Yes, I think this is the suspicion. That the concept of grandmother is an SDR i.e. it is very robust and the bits in the SDR are not at all representing some other semantic related to grandmother. I’m supposing that other areas are sensitive to parts of the grandmother SDR (i.e. even individual bits) and that can trigger other SDR representing other concepts like “elderly”. While we can as an observer say that bit X of grandmother correlates with “elderly” because it will excite the “elderly” SDR in another area, within the context of the grandmother SDR, we have a unique SDR that is very robust. But I am just playing around, taking wild swings as I learn more about HTM…
One way to look at this is how you would build an encoder for, say, floating point numbers between 0 and 100. Since you have only a finite number of bits to work with, you cannot give every possible number a unique encoding – there will inevitably be overlapping bits between representations.
Now you could deal with that by generating the encodings randomly (meaning the overlap between any two encodings would be random), but you might instead want to use the overlap to represent semantic similarities between numbers instead. For example, you might want 2.4 to be more semantically similar to (i.e. more overlapping bits with) 2.5 than, say, 8.2. You could use the overlapping bits in a way where numbers closer to each other have more overlap (and are thus more semantically similar) than numbers which are further away from each other.
In this case, a given bit in an encoding would have some small, fuzzy semantic meaning (“in the vicinity of 2.5”), but that one bit by itself is not necessary to recognize the number 2.5.
That makes sense in for an encoder.

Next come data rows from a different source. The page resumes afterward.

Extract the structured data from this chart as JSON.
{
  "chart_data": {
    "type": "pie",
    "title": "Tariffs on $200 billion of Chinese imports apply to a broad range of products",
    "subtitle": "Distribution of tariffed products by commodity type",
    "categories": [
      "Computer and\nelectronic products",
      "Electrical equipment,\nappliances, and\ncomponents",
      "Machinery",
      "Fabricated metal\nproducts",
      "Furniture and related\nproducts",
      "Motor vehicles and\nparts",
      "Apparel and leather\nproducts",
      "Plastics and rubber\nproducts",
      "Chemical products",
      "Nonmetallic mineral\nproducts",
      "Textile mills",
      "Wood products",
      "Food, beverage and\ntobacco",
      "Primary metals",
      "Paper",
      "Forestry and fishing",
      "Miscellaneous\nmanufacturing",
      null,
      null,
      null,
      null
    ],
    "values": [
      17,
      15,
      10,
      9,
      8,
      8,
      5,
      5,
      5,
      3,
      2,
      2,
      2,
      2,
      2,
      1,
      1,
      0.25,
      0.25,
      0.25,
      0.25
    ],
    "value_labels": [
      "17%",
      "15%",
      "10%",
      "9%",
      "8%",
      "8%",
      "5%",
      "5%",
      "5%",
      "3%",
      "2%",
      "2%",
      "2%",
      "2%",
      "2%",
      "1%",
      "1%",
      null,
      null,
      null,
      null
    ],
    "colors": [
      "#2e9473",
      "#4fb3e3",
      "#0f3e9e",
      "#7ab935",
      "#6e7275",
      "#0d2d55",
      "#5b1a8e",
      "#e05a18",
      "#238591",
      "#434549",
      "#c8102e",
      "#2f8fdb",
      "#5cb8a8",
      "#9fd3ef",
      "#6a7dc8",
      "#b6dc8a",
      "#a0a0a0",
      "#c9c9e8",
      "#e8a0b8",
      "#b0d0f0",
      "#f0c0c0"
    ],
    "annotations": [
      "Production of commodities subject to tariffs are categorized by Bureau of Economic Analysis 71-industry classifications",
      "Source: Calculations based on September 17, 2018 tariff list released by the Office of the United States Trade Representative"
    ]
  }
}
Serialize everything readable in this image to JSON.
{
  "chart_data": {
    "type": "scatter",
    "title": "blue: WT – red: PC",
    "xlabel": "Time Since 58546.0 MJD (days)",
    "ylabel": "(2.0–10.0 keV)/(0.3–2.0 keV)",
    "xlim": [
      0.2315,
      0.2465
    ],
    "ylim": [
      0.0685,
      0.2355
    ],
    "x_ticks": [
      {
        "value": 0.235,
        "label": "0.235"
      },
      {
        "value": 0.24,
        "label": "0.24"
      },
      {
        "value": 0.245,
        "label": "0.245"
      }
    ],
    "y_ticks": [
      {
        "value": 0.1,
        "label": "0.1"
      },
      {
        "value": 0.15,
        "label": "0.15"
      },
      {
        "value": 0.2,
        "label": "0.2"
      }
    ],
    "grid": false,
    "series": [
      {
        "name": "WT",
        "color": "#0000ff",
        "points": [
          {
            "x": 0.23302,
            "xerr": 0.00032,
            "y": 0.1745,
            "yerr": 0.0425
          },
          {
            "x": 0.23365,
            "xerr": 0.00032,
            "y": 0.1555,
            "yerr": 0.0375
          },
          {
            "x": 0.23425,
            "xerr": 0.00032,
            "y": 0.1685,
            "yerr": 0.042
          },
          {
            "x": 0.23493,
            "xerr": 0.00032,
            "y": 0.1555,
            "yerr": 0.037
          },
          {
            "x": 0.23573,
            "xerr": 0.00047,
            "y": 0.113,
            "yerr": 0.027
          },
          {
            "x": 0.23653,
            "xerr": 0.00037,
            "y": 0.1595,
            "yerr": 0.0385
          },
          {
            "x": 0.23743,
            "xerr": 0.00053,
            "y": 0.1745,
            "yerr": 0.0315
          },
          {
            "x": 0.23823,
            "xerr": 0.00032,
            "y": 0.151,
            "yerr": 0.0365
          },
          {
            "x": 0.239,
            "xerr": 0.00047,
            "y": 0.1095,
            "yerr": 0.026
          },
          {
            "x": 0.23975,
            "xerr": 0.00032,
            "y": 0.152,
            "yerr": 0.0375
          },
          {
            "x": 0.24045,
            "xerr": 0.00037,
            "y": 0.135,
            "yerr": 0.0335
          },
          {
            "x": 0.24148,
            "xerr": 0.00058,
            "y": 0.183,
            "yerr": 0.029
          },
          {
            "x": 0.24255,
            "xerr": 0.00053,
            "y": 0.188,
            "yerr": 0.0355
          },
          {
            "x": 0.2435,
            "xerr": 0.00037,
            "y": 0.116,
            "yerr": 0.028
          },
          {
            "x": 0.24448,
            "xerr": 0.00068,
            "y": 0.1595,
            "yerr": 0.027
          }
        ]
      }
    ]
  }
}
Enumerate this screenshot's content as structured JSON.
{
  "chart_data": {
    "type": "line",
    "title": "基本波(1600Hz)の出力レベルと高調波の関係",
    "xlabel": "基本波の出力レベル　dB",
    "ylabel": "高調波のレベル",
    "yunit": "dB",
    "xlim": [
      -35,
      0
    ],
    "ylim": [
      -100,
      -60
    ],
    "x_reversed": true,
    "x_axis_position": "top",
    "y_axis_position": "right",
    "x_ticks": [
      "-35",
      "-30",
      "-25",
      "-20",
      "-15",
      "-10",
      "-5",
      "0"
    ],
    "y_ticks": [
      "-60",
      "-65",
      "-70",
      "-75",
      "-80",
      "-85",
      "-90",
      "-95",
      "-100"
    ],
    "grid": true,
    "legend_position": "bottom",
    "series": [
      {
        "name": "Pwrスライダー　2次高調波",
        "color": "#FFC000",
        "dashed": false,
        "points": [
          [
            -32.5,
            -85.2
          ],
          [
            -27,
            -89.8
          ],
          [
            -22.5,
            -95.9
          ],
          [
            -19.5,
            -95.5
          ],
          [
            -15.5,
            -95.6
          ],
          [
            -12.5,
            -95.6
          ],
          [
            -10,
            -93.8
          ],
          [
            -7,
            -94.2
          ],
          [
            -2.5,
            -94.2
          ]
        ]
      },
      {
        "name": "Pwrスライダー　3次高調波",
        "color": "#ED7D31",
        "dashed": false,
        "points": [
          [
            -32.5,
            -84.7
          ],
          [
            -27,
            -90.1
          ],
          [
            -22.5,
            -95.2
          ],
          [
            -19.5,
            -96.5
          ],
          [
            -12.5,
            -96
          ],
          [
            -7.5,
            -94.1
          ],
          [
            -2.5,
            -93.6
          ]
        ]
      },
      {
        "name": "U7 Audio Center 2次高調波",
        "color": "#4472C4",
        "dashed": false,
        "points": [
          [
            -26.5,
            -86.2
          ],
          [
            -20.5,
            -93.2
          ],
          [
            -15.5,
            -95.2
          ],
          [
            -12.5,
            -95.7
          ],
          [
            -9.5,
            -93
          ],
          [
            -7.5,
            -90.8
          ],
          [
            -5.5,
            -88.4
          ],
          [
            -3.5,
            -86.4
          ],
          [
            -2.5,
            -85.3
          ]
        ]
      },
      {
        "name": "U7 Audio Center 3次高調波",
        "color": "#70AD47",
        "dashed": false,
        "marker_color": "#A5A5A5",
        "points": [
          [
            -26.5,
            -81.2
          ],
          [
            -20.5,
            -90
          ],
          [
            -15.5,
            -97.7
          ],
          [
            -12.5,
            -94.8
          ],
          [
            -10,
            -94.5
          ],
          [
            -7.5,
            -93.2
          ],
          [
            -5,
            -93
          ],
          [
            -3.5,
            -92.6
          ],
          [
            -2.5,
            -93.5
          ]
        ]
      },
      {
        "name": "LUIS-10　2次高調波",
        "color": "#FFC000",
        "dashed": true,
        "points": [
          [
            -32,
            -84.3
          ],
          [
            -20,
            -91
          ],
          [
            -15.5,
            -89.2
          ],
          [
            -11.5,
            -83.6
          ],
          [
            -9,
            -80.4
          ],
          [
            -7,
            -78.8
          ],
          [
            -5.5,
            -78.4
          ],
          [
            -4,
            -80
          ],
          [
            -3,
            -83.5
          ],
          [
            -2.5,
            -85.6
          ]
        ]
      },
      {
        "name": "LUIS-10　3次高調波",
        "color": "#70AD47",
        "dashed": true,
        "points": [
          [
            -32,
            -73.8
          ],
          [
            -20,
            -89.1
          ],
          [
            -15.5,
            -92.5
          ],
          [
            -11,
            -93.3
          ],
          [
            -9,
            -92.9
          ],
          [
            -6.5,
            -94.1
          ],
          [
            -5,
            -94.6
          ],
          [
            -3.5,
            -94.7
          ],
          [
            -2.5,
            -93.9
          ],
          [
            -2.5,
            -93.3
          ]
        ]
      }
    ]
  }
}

I’m less sure that applies to the output of a SP. Intuitively, I would say the spatial location in an SDR is irrelevant once in the network (it becomes relations that matter).
I’ve always seen the purpose of the SP algorithm being to fix sparsity (and sometimes to change the scale up or down) while preserving the ratio of semantics.
True. A property of SDRs is that overlapping bits do not have to be physically close to each other… they just need to overlap. However, there is an interesting relationship between topology and semantics (through hexagonal grids) that I have hinted at a few times on the forum, so just because the SP algorithm shuffled things around, one could reassemble the activity back into topologically relevant encondings purely from the encoded semantics themselves.